Тридцатилетняя война. Величайшие битвы за господство в средневековой Европе. 1618—1648 - [179]
Германское национальное сознание пережило войну, ничуть не потеряв агрессивности. Немцы отвергали французскую культуру с самого первого знакомства с нею, и не только потому, что она пришла к ним вместе с интервенцией и разгромом императора. Побежденные австрийцы приняли ее лучше всех и воспользовались ею наилучшим образом. На севере и западе ее приняли без охоты и без изящества, но все же приняли. Князья не оставили подданным иного выхода и предоставили авторам из среднего класса напрасно злопыхательствовать: гласом вопиющего в пустыне «Филандер фон Зиттевальд»[111] набрасывался на молодежь, у которой все непременно должно быть «а la mode»[112], а все нелюбимое она записывает в «altfrankisch»[113], – как некоторое время назад мы звали то, что не любили, «викторианским».
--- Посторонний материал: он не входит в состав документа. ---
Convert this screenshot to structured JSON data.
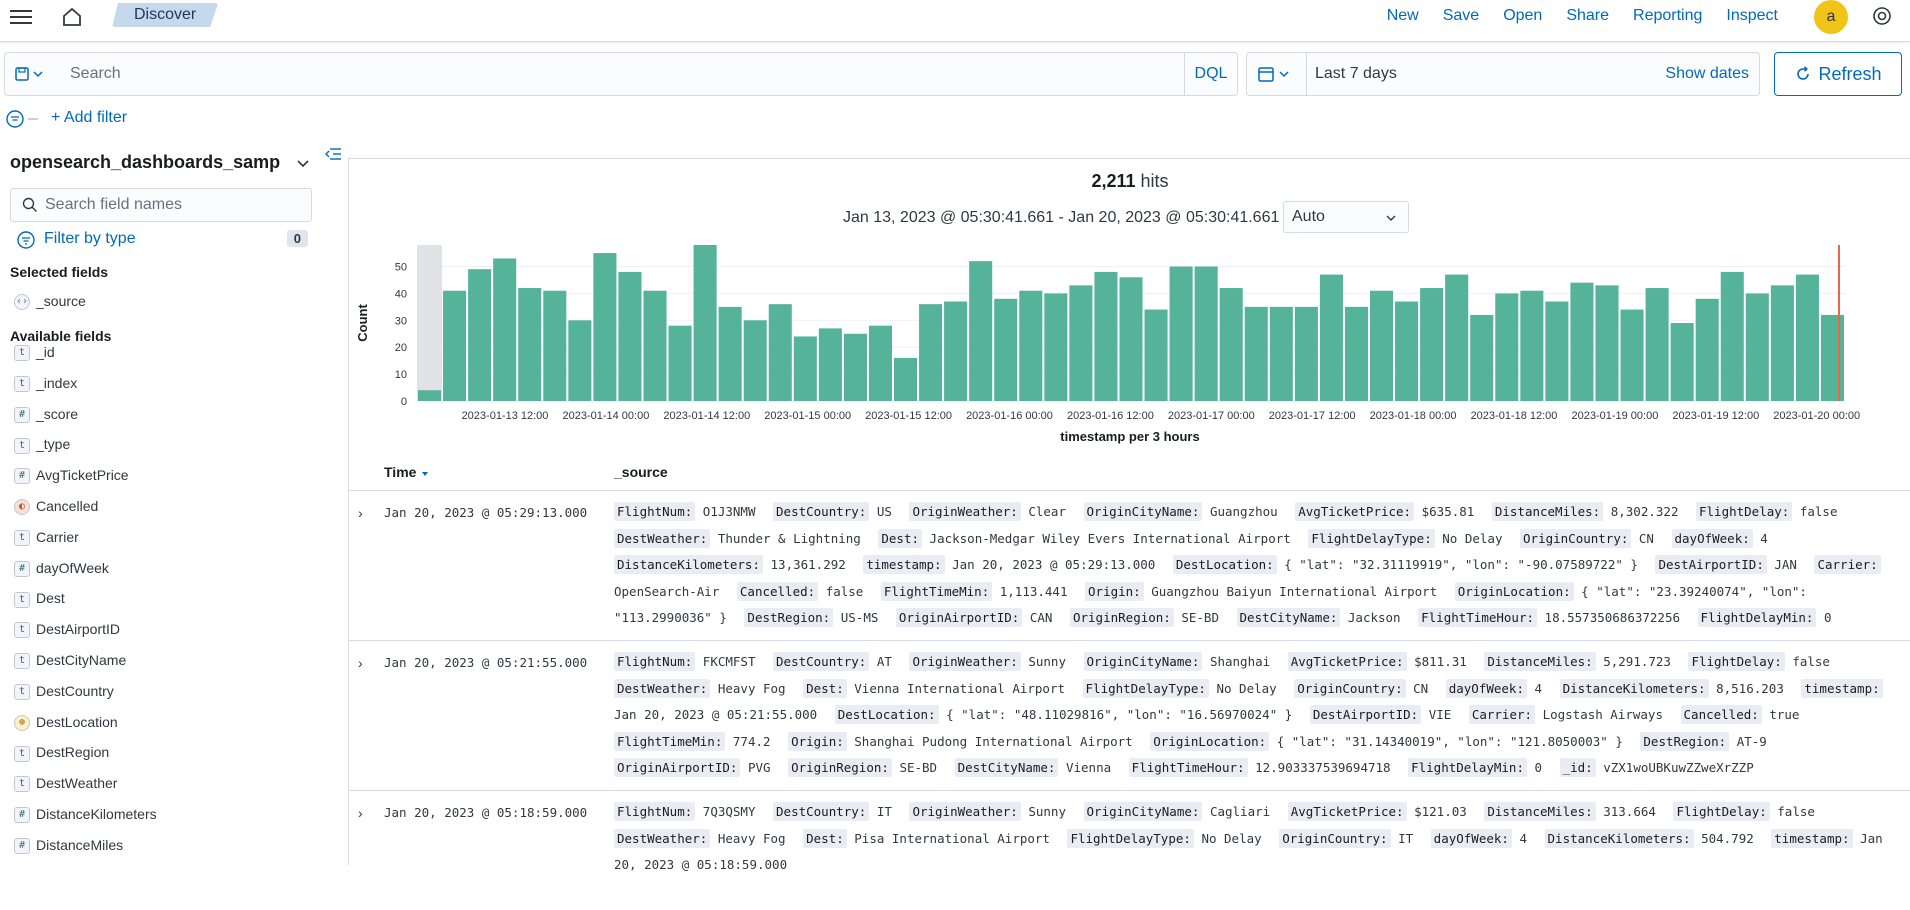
{
  "topbar": {
    "breadcrumb": "Discover",
    "links": [
      "New",
      "Save",
      "Open",
      "Share",
      "Reporting",
      "Inspect"
    ],
    "avatar": "a"
  },
  "query": {
    "placeholder": "Search",
    "language": "DQL",
    "date_range": "Last 7 days",
    "show_dates": "Show dates",
    "refresh": "Refresh"
  },
  "filters": {
    "add_filter": "+ Add filter"
  },
  "sidebar": {
    "index_pattern": "opensearch_dashboards_samp...",
    "search_placeholder": "Search field names",
    "filter_by_type": "Filter by type",
    "filter_count": "0",
    "selected_title": "Selected fields",
    "selected": [
      {
        "name": "_source",
        "type": "src"
      }
    ],
    "available_title": "Available fields",
    "available": [
      {
        "name": "_id",
        "type": "t"
      },
      {
        "name": "_index",
        "type": "t"
      },
      {
        "name": "_score",
        "type": "#"
      },
      {
        "name": "_type",
        "type": "t"
      },
      {
        "name": "AvgTicketPrice",
        "type": "#"
      },
      {
        "name": "Cancelled",
        "type": "bool"
      },
      {
        "name": "Carrier",
        "type": "t"
      },
      {
        "name": "dayOfWeek",
        "type": "#"
      },
      {
        "name": "Dest",
        "type": "t"
      },
      {
        "name": "DestAirportID",
        "type": "t"
      },
      {
        "name": "DestCityName",
        "type": "t"
      },
      {
        "name": "DestCountry",
        "type": "t"
      },
      {
        "name": "DestLocation",
        "type": "geo"
      },
      {
        "name": "DestRegion",
        "type": "t"
      },
      {
        "name": "DestWeather",
        "type": "t"
      },
      {
        "name": "DistanceKilometers",
        "type": "#"
      },
      {
        "name": "DistanceMiles",
        "type": "#"
      }
    ]
  },
  "histogram": {
    "hits": "2,211",
    "hits_label": "hits",
    "range": "Jan 13, 2023 @ 05:30:41.661 - Jan 20, 2023 @ 05:30:41.661",
    "interval": "Auto",
    "bar_color": "#54b399"
  },
  "chart_data": {
    "type": "bar",
    "xlabel": "timestamp per 3 hours",
    "ylabel": "Count",
    "ylim": [
      0,
      58
    ],
    "yticks": [
      0,
      10,
      20,
      30,
      40,
      50
    ],
    "x_tick_labels": [
      "2023-01-13 12:00",
      "2023-01-14 00:00",
      "2023-01-14 12:00",
      "2023-01-15 00:00",
      "2023-01-15 12:00",
      "2023-01-16 00:00",
      "2023-01-16 12:00",
      "2023-01-17 00:00",
      "2023-01-17 12:00",
      "2023-01-18 00:00",
      "2023-01-18 12:00",
      "2023-01-19 00:00",
      "2023-01-19 12:00",
      "2023-01-20 00:00"
    ],
    "values": [
      4,
      41,
      49,
      53,
      42,
      41,
      30,
      55,
      48,
      41,
      28,
      58,
      35,
      30,
      36,
      24,
      27,
      25,
      28,
      16,
      36,
      37,
      52,
      38,
      41,
      40,
      43,
      48,
      46,
      34,
      50,
      50,
      42,
      35,
      35,
      35,
      47,
      35,
      41,
      37,
      42,
      47,
      32,
      40,
      41,
      37,
      44,
      43,
      34,
      42,
      29,
      38,
      48,
      40,
      43,
      47,
      32
    ]
  },
  "table": {
    "col_time": "Time",
    "col_source": "_source",
    "rows": [
      {
        "time": "Jan 20, 2023 @ 05:29:13.000",
        "fields": [
          [
            "FlightNum:",
            "O1J3NMW"
          ],
          [
            "DestCountry:",
            "US"
          ],
          [
            "OriginWeather:",
            "Clear"
          ],
          [
            "OriginCityName:",
            "Guangzhou"
          ],
          [
            "AvgTicketPrice:",
            "$635.81"
          ],
          [
            "DistanceMiles:",
            "8,302.322"
          ],
          [
            "FlightDelay:",
            "false"
          ],
          [
            "DestWeather:",
            "Thunder & Lightning"
          ],
          [
            "Dest:",
            "Jackson-Medgar Wiley Evers International Airport"
          ],
          [
            "FlightDelayType:",
            "No Delay"
          ],
          [
            "OriginCountry:",
            "CN"
          ],
          [
            "dayOfWeek:",
            "4"
          ],
          [
            "DistanceKilometers:",
            "13,361.292"
          ],
          [
            "timestamp:",
            "Jan 20, 2023 @ 05:29:13.000"
          ],
          [
            "DestLocation:",
            "{ \"lat\": \"32.31119919\", \"lon\": \"-90.07589722\" }"
          ],
          [
            "DestAirportID:",
            "JAN"
          ],
          [
            "Carrier:",
            "OpenSearch-Air"
          ],
          [
            "Cancelled:",
            "false"
          ],
          [
            "FlightTimeMin:",
            "1,113.441"
          ],
          [
            "Origin:",
            "Guangzhou Baiyun International Airport"
          ],
          [
            "OriginLocation:",
            "{ \"lat\": \"23.39240074\", \"lon\": \"113.2990036\" }"
          ],
          [
            "DestRegion:",
            "US-MS"
          ],
          [
            "OriginAirportID:",
            "CAN"
          ],
          [
            "OriginRegion:",
            "SE-BD"
          ],
          [
            "DestCityName:",
            "Jackson"
          ],
          [
            "FlightTimeHour:",
            "18.557350686372256"
          ],
          [
            "FlightDelayMin:",
            "0"
          ]
        ]
      },
      {
        "time": "Jan 20, 2023 @ 05:21:55.000",
        "fields": [
          [
            "FlightNum:",
            "FKCMFST"
          ],
          [
            "DestCountry:",
            "AT"
          ],
          [
            "OriginWeather:",
            "Sunny"
          ],
          [
            "OriginCityName:",
            "Shanghai"
          ],
          [
            "AvgTicketPrice:",
            "$811.31"
          ],
          [
            "DistanceMiles:",
            "5,291.723"
          ],
          [
            "FlightDelay:",
            "false"
          ],
          [
            "DestWeather:",
            "Heavy Fog"
          ],
          [
            "Dest:",
            "Vienna International Airport"
          ],
          [
            "FlightDelayType:",
            "No Delay"
          ],
          [
            "OriginCountry:",
            "CN"
          ],
          [
            "dayOfWeek:",
            "4"
          ],
          [
            "DistanceKilometers:",
            "8,516.203"
          ],
          [
            "timestamp:",
            "Jan 20, 2023 @ 05:21:55.000"
          ],
          [
            "DestLocation:",
            "{ \"lat\": \"48.11029816\", \"lon\": \"16.56970024\" }"
          ],
          [
            "DestAirportID:",
            "VIE"
          ],
          [
            "Carrier:",
            "Logstash Airways"
          ],
          [
            "Cancelled:",
            "true"
          ],
          [
            "FlightTimeMin:",
            "774.2"
          ],
          [
            "Origin:",
            "Shanghai Pudong International Airport"
          ],
          [
            "OriginLocation:",
            "{ \"lat\": \"31.14340019\", \"lon\": \"121.8050003\" }"
          ],
          [
            "DestRegion:",
            "AT-9"
          ],
          [
            "OriginAirportID:",
            "PVG"
          ],
          [
            "OriginRegion:",
            "SE-BD"
          ],
          [
            "DestCityName:",
            "Vienna"
          ],
          [
            "FlightTimeHour:",
            "12.903337539694718"
          ],
          [
            "FlightDelayMin:",
            "0"
          ],
          [
            "_id:",
            "vZX1woUBKuwZZweXrZZP"
          ]
        ]
      },
      {
        "time": "Jan 20, 2023 @ 05:18:59.000",
        "fields": [
          [
            "FlightNum:",
            "7Q3QSMY"
          ],
          [
            "DestCountry:",
            "IT"
          ],
          [
            "OriginWeather:",
            "Sunny"
          ],
          [
            "OriginCityName:",
            "Cagliari"
          ],
          [
            "AvgTicketPrice:",
            "$121.03"
          ],
          [
            "DistanceMiles:",
            "313.664"
          ],
          [
            "FlightDelay:",
            "false"
          ],
          [
            "DestWeather:",
            "Heavy Fog"
          ],
          [
            "Dest:",
            "Pisa International Airport"
          ],
          [
            "FlightDelayType:",
            "No Delay"
          ],
          [
            "OriginCountry:",
            "IT"
          ],
          [
            "dayOfWeek:",
            "4"
          ],
          [
            "DistanceKilometers:",
            "504.792"
          ],
          [
            "timestamp:",
            "Jan 20, 2023 @ 05:18:59.000"
          ]
        ]
      }
    ]
  }
}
Не война виновата в этом погружении германской культуры в иностранную. Французская мода торжествовала по всему миру – в Италии, Англии, Соединенных провинциях и даже в Швеции и Дании.
4
Политические последствия войны оказались более очевидными, чем социальные и экономические. Границы империи изменились. Признание независимости Швейцарии и Соединенных провинций всего лишь подтвердило свершившийся факт. Эльзас и Передняя Померания, с другой стороны, формально являясь частью империи, фактически находились под контролем иностранных держав, а в случае Эльзаса передача окажется окончательной (кроме периода 1871–1918 гг. – Ред.). Таким образом, устья четырех крупнейших рек оказались в руках у иностранцев: дельта Рейна – у испанцев и голландцев, Эльбы – у датчан, Одера – у шведов, Вислы – у поляков. Ситуация с Эльбой и Вислой вернулась к состоянию 1618 года, но фактическое завладение выходом из Рейна агрессивной голландской державой[114] и захват Одера шведами обязательно должны были неблагоприятно отразиться на том, что осталось от германской коммерции и самоуважения.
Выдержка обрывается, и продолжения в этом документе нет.